#○○がお伝えしますのコーナー、6日は瀬良がお伝えします。
8月8日の地震では、宮崎県内で重傷者2人を含む合わせて10人がけがをしました。
重傷者のうちの1人は、日向市の工場で勤務中だった50代男性で、避難中に一時、心肺停止となりましたが、同僚の助けで一命をとりとめることができました。
当時、現場はどのような状況だったのか、災害時に命を救った行動に迫ります。
(木野智博さん)
「呼吸が途中で停止していることがわかりまして、その時点で、もうこれも圧迫しないとって言って、その瞬間からです」
8月8日午後4時42分。日向灘を震源とするマグニチュード7.1の地震が発生。
宮崎県内には津波注意報が発表され、日向市細島では地震発生から約30分後の午後5時13分に津波の第一波が到達しました。
細島港から約350mの位置にある、旭化成バッテリーセパレータのハイポア日向工場は、有事に自動で閉まる防潮堤が発動し、当時、工場内にいた100人以上が海抜16.4メートルの屋上へ避難しました。
(木野智博さん)
「震度3とはいえ(防潮堤が閉まることは)日常そんなに起きないので、やはりただことじゃない、何かが起こっている(と思った)」
生産技術課の木野智博さんは、部下の男性と2人で急いで屋上へ…その時でした。
(木野智博さん)
「何か後ろでバタンって音がして、あれと思って後ろを振り返ったら、自分の目の高さに誰もいなくて、斜め下を見たら、彼がうつ伏せに階段のところで倒れていて、あれっと思って声をかけ始めた」
木野さんは屋上にいた同僚たちを大声で呼び、助けを求めました。
木野智博さん)
「(心臓に)元々不安を抱えていたのも聞いていたので、もしかしたらと思ってその可能性もあるかなと思って、念のためAEDも用意しましょうと言った」
木野さんは、助けに来た岩切さんと上山さんと一緒に、救急車が来るまでの約20分間、心臓マッサージを行いAEDも使用しました。
懸命な措置によって、男性は救急隊の到着前に心拍が再開。
2日後には意識が回復し、現在は職場復帰しているということです。
(上山祐紀さん)
「自分たちの処置で、まず心臓(の動き)も戻ってくれたのがもう本当に良かったと思った」
(岩切進一さん)
「1人でできることは少ないと思う。
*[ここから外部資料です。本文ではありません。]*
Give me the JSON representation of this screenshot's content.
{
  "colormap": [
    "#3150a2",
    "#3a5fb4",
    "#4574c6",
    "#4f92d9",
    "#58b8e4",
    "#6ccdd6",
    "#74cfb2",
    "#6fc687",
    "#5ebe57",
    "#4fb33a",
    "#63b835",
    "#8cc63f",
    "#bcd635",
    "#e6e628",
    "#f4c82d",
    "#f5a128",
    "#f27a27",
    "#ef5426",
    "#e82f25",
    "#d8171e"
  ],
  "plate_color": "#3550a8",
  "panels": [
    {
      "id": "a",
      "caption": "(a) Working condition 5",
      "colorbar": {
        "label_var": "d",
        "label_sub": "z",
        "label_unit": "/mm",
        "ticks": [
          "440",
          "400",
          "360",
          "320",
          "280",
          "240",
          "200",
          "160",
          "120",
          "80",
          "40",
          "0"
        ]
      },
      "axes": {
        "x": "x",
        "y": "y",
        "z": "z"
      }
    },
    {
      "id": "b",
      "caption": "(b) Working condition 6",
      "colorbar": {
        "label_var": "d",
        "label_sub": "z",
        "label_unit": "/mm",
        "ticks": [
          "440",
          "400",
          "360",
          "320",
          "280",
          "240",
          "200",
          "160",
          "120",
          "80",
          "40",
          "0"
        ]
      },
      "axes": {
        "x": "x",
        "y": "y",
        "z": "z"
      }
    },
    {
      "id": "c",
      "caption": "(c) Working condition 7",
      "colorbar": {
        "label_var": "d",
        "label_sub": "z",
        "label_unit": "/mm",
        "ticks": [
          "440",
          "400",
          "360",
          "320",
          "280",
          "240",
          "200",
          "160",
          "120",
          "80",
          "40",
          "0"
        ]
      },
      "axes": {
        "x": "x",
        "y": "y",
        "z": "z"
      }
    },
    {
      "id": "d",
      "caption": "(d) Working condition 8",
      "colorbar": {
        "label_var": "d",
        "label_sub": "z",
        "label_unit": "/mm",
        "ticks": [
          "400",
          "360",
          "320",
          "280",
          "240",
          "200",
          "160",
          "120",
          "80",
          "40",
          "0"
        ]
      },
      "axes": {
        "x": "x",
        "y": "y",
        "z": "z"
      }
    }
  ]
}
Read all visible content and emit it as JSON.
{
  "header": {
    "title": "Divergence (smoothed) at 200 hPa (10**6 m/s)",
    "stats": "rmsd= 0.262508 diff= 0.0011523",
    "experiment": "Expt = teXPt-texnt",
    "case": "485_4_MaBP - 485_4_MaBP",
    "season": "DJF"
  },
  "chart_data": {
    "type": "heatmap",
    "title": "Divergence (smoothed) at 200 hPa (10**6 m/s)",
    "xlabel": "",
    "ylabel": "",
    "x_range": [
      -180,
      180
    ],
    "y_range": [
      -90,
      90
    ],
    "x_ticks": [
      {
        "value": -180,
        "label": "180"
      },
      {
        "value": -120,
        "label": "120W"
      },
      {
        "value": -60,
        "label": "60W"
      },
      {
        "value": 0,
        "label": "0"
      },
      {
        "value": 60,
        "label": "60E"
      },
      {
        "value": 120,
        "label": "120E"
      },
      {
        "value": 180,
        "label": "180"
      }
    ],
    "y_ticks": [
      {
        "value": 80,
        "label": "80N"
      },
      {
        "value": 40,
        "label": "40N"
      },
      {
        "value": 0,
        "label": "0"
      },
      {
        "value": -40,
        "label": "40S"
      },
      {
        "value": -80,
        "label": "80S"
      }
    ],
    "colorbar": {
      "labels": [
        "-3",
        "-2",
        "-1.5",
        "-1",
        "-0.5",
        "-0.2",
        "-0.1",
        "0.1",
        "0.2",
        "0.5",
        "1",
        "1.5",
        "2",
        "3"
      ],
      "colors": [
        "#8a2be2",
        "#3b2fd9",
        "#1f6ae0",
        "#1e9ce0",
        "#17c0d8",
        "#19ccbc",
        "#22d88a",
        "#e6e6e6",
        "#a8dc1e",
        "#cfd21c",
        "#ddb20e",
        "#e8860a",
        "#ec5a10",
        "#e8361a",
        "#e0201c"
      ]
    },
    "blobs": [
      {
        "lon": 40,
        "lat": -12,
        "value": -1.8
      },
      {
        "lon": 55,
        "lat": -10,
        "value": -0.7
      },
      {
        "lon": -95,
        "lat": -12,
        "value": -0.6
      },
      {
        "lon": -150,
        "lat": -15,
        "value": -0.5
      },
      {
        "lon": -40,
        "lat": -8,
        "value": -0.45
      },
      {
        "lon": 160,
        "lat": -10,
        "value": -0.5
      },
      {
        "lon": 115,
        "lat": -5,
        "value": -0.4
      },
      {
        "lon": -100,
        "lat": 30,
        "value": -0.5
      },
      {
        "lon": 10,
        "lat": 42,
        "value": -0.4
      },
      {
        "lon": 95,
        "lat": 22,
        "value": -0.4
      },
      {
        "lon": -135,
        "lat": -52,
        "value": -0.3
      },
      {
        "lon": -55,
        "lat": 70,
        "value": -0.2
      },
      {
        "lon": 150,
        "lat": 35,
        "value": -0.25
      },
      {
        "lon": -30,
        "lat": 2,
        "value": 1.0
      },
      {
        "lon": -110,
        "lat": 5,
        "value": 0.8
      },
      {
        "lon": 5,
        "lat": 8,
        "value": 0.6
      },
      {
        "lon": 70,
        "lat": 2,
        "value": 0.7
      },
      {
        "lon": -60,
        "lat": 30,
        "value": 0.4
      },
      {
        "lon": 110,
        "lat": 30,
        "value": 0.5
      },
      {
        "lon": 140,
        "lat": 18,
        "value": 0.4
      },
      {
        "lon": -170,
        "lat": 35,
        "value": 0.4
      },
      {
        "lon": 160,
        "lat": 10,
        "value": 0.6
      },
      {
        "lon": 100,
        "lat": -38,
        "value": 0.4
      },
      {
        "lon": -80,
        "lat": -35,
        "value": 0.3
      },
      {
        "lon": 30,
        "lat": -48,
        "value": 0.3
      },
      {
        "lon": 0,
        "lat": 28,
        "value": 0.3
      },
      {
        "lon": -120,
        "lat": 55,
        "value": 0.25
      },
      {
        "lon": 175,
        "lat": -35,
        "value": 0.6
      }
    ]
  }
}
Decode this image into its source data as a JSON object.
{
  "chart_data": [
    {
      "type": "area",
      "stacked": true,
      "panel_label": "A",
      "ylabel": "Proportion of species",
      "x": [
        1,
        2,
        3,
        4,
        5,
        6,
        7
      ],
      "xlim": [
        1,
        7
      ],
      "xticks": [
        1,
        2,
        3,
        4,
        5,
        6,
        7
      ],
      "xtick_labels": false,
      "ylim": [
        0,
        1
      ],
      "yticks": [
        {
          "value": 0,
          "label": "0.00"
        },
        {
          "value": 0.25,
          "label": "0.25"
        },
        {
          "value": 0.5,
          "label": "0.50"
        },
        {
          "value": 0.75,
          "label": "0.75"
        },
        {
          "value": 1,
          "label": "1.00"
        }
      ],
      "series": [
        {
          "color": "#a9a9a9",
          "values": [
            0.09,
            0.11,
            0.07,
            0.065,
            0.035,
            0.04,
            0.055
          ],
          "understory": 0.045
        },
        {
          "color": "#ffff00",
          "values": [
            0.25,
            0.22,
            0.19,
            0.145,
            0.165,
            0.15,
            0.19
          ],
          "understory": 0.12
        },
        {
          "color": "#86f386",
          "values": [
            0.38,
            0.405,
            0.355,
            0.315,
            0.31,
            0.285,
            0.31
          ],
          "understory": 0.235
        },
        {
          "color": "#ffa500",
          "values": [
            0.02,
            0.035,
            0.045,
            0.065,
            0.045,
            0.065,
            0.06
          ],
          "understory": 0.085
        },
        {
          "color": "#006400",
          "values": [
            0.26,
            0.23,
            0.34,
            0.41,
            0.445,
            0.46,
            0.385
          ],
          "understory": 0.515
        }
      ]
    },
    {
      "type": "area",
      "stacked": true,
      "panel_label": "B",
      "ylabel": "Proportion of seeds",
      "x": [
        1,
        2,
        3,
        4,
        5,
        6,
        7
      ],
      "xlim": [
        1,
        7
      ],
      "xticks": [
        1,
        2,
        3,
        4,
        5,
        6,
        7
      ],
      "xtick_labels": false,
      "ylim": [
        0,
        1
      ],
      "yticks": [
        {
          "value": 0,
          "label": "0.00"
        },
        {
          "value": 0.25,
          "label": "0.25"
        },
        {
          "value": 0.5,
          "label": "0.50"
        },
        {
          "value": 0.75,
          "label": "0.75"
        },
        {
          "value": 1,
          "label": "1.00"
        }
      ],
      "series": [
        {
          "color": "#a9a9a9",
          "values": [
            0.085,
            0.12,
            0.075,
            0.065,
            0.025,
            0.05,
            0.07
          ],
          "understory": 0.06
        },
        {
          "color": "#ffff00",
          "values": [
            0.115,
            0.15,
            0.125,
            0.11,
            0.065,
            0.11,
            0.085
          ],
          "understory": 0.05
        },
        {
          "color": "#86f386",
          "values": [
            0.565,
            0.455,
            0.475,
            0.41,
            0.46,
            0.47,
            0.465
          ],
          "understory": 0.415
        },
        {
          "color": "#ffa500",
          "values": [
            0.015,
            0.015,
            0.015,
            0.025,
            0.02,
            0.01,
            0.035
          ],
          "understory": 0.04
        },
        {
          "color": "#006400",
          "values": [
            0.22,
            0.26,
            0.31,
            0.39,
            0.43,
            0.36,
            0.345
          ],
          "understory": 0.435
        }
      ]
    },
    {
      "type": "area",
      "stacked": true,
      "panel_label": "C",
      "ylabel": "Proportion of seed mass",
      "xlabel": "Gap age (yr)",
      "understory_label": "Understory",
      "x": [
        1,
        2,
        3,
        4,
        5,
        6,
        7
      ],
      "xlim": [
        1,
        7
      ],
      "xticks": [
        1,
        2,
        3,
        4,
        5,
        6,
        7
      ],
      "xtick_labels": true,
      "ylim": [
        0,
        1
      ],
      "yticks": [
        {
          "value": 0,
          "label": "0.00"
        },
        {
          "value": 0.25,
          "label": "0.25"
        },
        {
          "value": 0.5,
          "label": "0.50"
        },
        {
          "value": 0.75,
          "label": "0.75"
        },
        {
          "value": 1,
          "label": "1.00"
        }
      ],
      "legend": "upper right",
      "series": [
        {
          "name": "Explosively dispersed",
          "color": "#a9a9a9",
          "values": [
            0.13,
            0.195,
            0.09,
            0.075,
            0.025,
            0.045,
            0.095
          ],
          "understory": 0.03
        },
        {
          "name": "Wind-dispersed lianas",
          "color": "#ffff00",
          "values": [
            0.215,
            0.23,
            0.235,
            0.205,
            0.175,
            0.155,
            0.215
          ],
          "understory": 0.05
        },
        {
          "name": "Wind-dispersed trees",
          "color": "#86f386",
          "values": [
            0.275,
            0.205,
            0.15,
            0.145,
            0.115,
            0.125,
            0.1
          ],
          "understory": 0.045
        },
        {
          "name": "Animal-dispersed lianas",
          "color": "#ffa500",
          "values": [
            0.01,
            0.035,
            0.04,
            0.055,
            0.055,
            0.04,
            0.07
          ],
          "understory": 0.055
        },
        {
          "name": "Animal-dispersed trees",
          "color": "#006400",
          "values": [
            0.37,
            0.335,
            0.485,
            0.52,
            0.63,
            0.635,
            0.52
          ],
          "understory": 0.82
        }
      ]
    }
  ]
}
でも、その連携で一人助かってるなら、それで充分だと思います」
(木野智博さん)
「俺がやらなくても他の人がやってくれるだろうとか、それでチャンスを失うのが一番怖いと思っていて、もし自分がわからないんだったら、人を呼んで力を合わせれば何とかできる」
こちらの工場では年に6回、消防署で救急救命の講習を受け、年に2回、工場内で避難訓練を行っていました。
担当の部署が毎回違うシナリオを考えて、訓練を重ねてきたことで、突然の地震、同僚の心肺停止という緊急事態でも従業員の連携で命を救う行動につながったということです。